Successful expression and purification of functional Slc25a3 requires specific methodological considerations:

• Expression systems:

  • E. coli expression with His6 tags has been successful for obtaining Slc25a3 protein, though it forms inclusion bodies

  • Lactococcus lactis has been used as an alternative expression system that may provide better membrane insertion

• Purification strategy:

  • Isolation from inclusion bodies followed by denaturation and refolding

  • Affinity chromatography using His6 tags for initial purification

  • Size exclusion or ion exchange chromatography for further purification

• Reconstitution into liposomes:

  • This approach has been extensively used for MCF proteins to assess transport activity and substrate specificity

  • Lipid composition can affect transport properties and should be optimized

  • Internal substrate loading can be used to test exchange vs. uniport mechanisms

• Functional validation:

  • Transport assays using radioactive substrates or fluorescent probes

  • Metal-specific assays for copper transport

  • Phosphate transport measurements using 32P or colorimetric assays

These methodologies have been successfully applied to both SLC25A3-A and SLC25A3-B isoforms, enabling comparative studies of their transport properties.

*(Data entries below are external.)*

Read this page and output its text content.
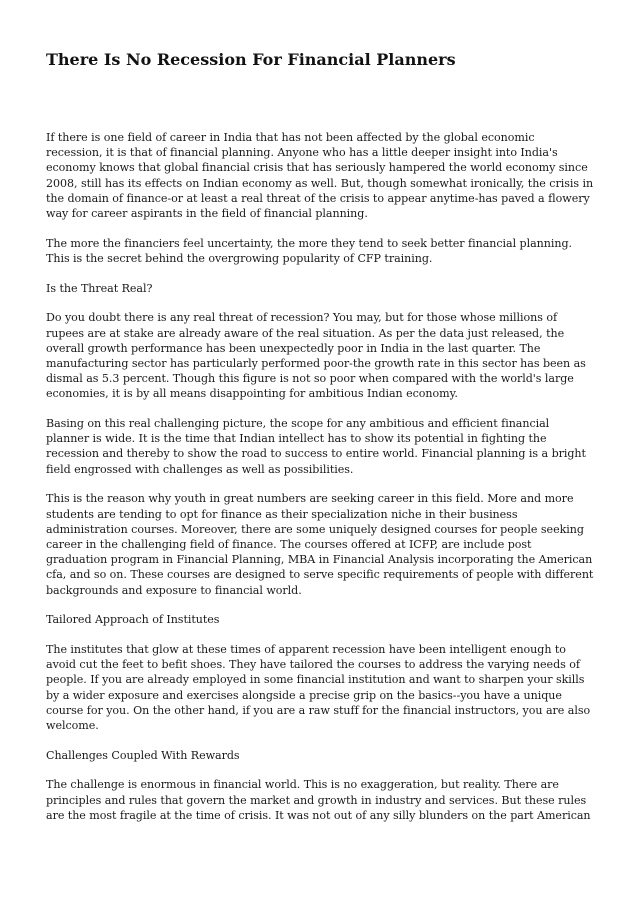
There Is No Recession For Financial Planners

If there is one field of career in India that has not been affected by the global economic recession, it is that of financial planning. Anyone who has a little deeper insight into India's economy knows that global financial crisis that has seriously hampered the world economy since 2008, still has its effects on Indian economy as well. But, though somewhat ironically, the crisis in the domain of finance-or at least a real threat of the crisis to appear anytime-has paved a flowery way for career aspirants in the field of financial planning.

The more the financiers feel uncertainty, the more they tend to seek better financial planning. This is the secret behind the overgrowing popularity of CFP training.

Is the Threat Real?

Do you doubt there is any real threat of recession? You may, but for those whose millions of rupees are at stake are already aware of the real situation. As per the data just released, the overall growth performance has been unexpectedly poor in India in the last quarter. The manufacturing sector has particularly performed poor-the growth rate in this sector has been as dismal as 5.3 percent. Though this figure is not so poor when compared with the world's large economies, it is by all means disappointing for ambitious Indian economy.

Basing on this real challenging picture, the scope for any ambitious and efficient financial planner is wide. It is the time that Indian intellect has to show its potential in fighting the recession and thereby to show the road to success to entire world. Financial planning is a bright field engrossed with challenges as well as possibilities.

This is the reason why youth in great numbers are seeking career in this field. More and more students are tending to opt for finance as their specialization niche in their business administration courses. Moreover, there are some uniquely designed courses for people seeking career in the challenging field of finance. The courses offered at ICFP, are include post graduation program in Financial Planning, MBA in Financial Analysis incorporating the American cfa, and so on. These courses are designed to serve specific requirements of people with different backgrounds and exposure to financial world.

Tailored Approach of Institutes

The institutes that glow at these times of apparent recession have been intelligent enough to avoid cut the feet to befit shoes. They have tailored the courses to address the varying needs of people. If you are already employed in some financial institution and want to sharpen your skills by a wider exposure and exercises alongside a precise grip on the basics--you have a unique course for you. On the other hand, if you are a raw stuff for the financial instructors, you are also welcome.

Challenges Coupled With Rewards

The challenge is enormous in financial world. This is no exaggeration, but reality. There are principles and rules that govern the market and growth in industry and services. But these rules are the most fragile at the time of crisis. It was not out of any silly blunders on the part American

How do mutations in Slc25a3 relate to human disease and what can mouse models reveal about pathophysiology?

Mutations in human SLC25A3 cause mitochondrial phosphate carrier deficiency (MPCD), a fatal disorder with the following characteristics:

• Clinical presentation:

  • Lactic acidosis

  • Hypertrophic cardiomyopathy

  • Neonatal hypotonia

  • Death within the first year of life

• Genetic basis:

  • A homozygous mutation (c.215G>A) in the alternatively spliced exon 3A causes an amino acid replacement (G72E) in the A isoform

  • This affects tissues that predominantly express the A isoform (heart and skeletal muscle) while sparing tissues that rely on the B isoform

• Insights from mouse models:

  • Deletion of Slc25a3 in mouse embryonic fibroblasts results in:

    • COX deficiency

    • Reduced mitochondrial copper levels

    • Rescue by copper supplementation, suggesting a potential therapeutic approach

  • These models provide insight into the molecular mechanisms underlying MPCD and potential therapeutic targets

• Therapeutic implications:

  • Copper supplementation ameliorates COX defects in Slc25a3-deficient cells

  • This suggests that copper delivery strategies might be beneficial for patients with certain types of SLC25A3 mutations, though this would need careful clinical evaluation

Studies of mouse Slc25a3 provide important insights into the potential mechanism of human disease and highlight the differential tissue sensitivity to SLC25A3 mutations based on isoform expression patterns.